Insomma da questo primo turno delle elezioni finlandesi (il secondo sarà il 5 febbraio) possono dipendere umori ed effetti a catena che per la sopravvivenza della moneta unica e chissà che il termine "finlandizzare" non siginificherà in futuro "criticare così tanto la moneta unica da affossarla”.

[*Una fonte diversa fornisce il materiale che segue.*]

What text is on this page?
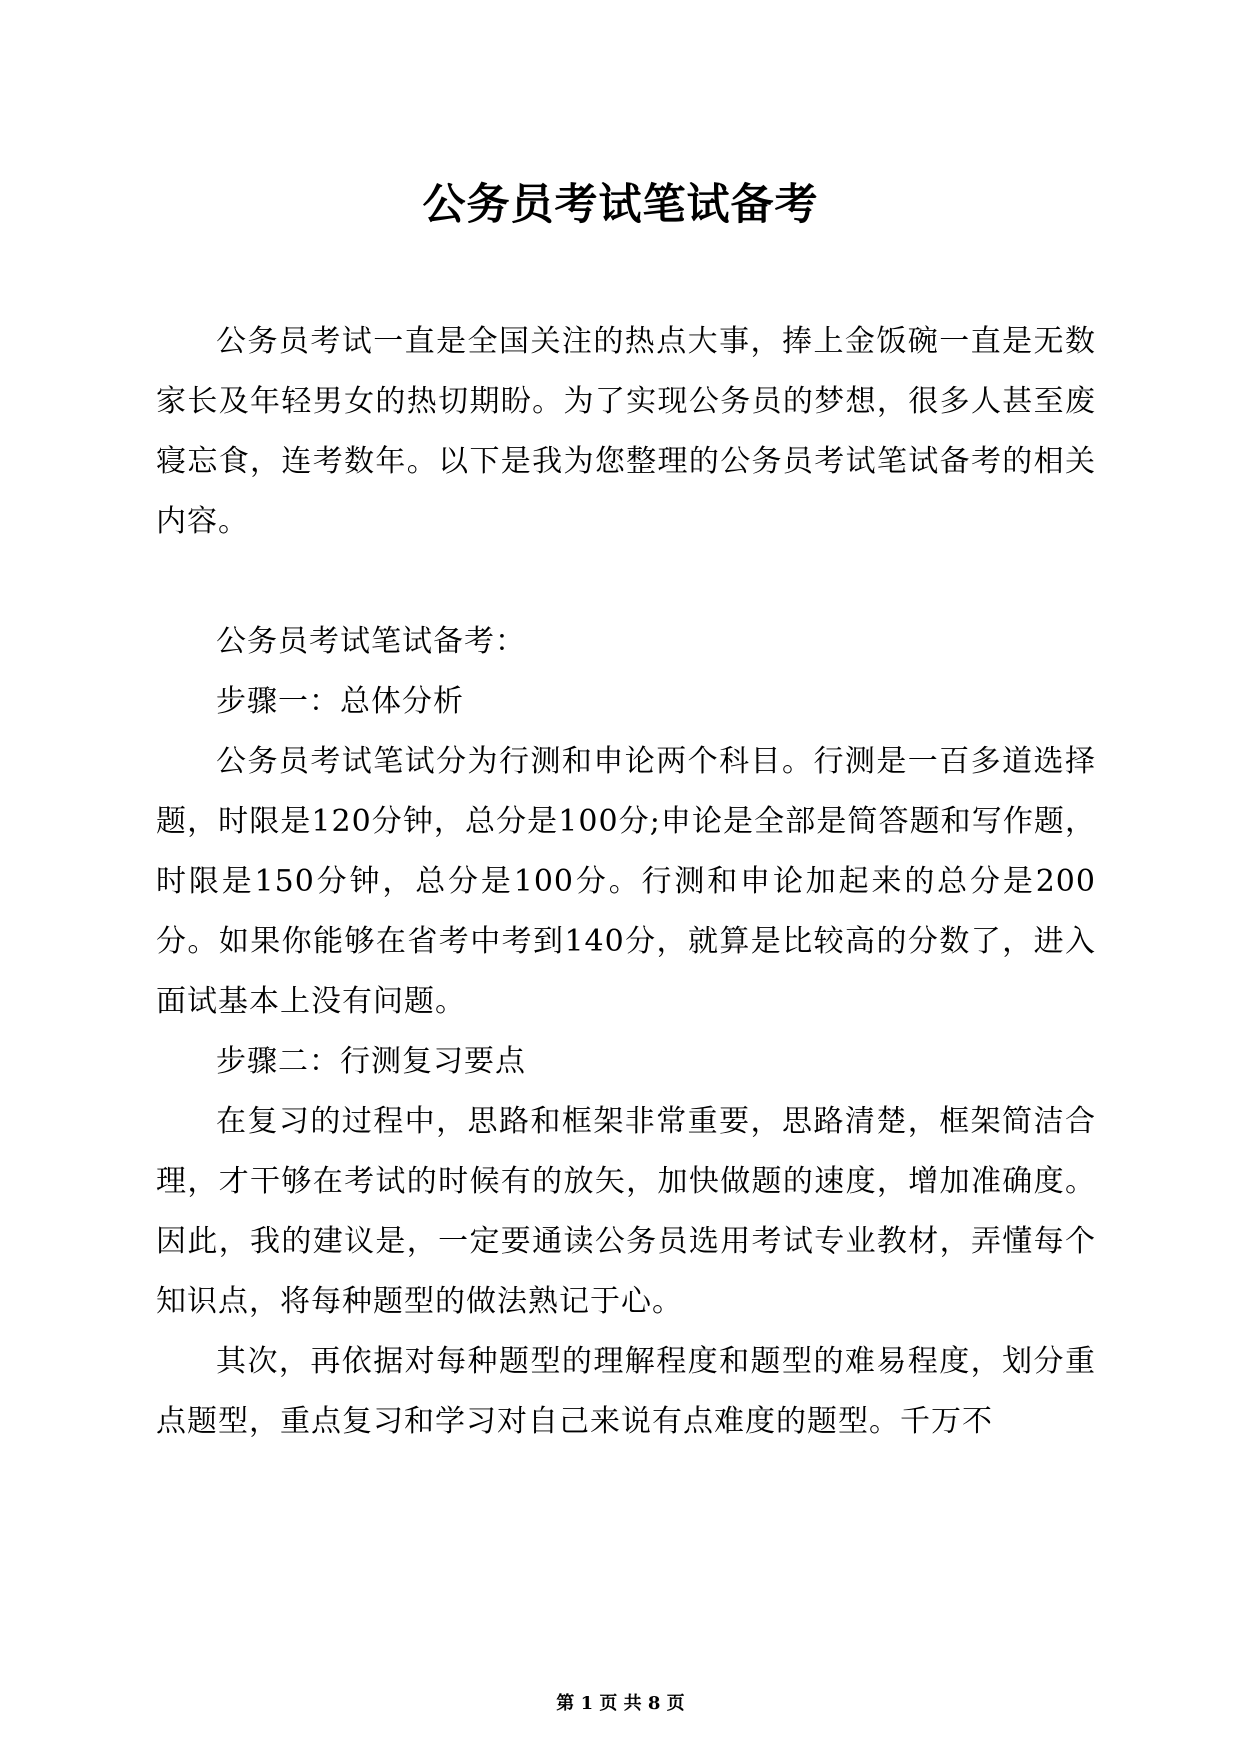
公务员考试笔试备考

公务员考试一直是全国关注的热点大事，捧上金饭碗一直是无数家长及年轻男女的热切期盼。为了实现公务员的梦想，很多人甚至废寝忘食，连考数年。以下是我为您整理的公务员考试笔试备考的相关内容。

公务员考试笔试备考：

步骤一：总体分析

公务员考试笔试分为行测和申论两个科目。行测是一百多道选择题，时限是120分钟，总分是100分;申论是全部是简答题和写作题，时限是150分钟，总分是100分。行测和申论加起来的总分是200分。如果你能够在省考中考到140分，就算是比较高的分数了，进入面试基本上没有问题。

步骤二：行测复习要点

在复习的过程中，思路和框架非常重要，思路清楚，框架简洁合理，才干够在考试的时候有的放矢，加快做题的速度，增加准确度。因此，我的建议是，一定要通读公务员选用考试专业教材，弄懂每个知识点，将每种题型的做法熟记于心。

其次，再依据对每种题型的理解程度和题型的难易程度，划分重点题型，重点复习和学习对自己来说有点难度的题型。千万不

第 1 页 共 8 页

Ma teniamo conto che questo non è un paese da populismo ignorante e zoticone. Qui il 79% degli abitanti usa Internet, la sua stampa è considerata da Freedom House una delle più libere e migliori al mondo, e il suo sistema educativo è per l'Ocse uno dei migliori in assoluto con i risultati dei test Pisa fra i più alti. Certo, siamo in una cultura nordica, dove lo spazio è solo quello dell'interno, dove non si dà esterno, dove una cultura della piazza alla Rabelais è impossibile, dove quindi l'alcol è spesso l'unico modo per uscire, dove il 15% dei ragazzi fra i 15 i 19 senza lavoro o studio si suicida, dove non per caso lì a fianco, in Norvegia, Ibsen ha portato il dramma borghese a nuove vette, ma qualsiasi cosa decideranno sarà il frutto di uno dei sistemi sociali che meglio rende il cittadino capace di decidere. Che poi saremo d'accordo con loro, questa è un'altra storia.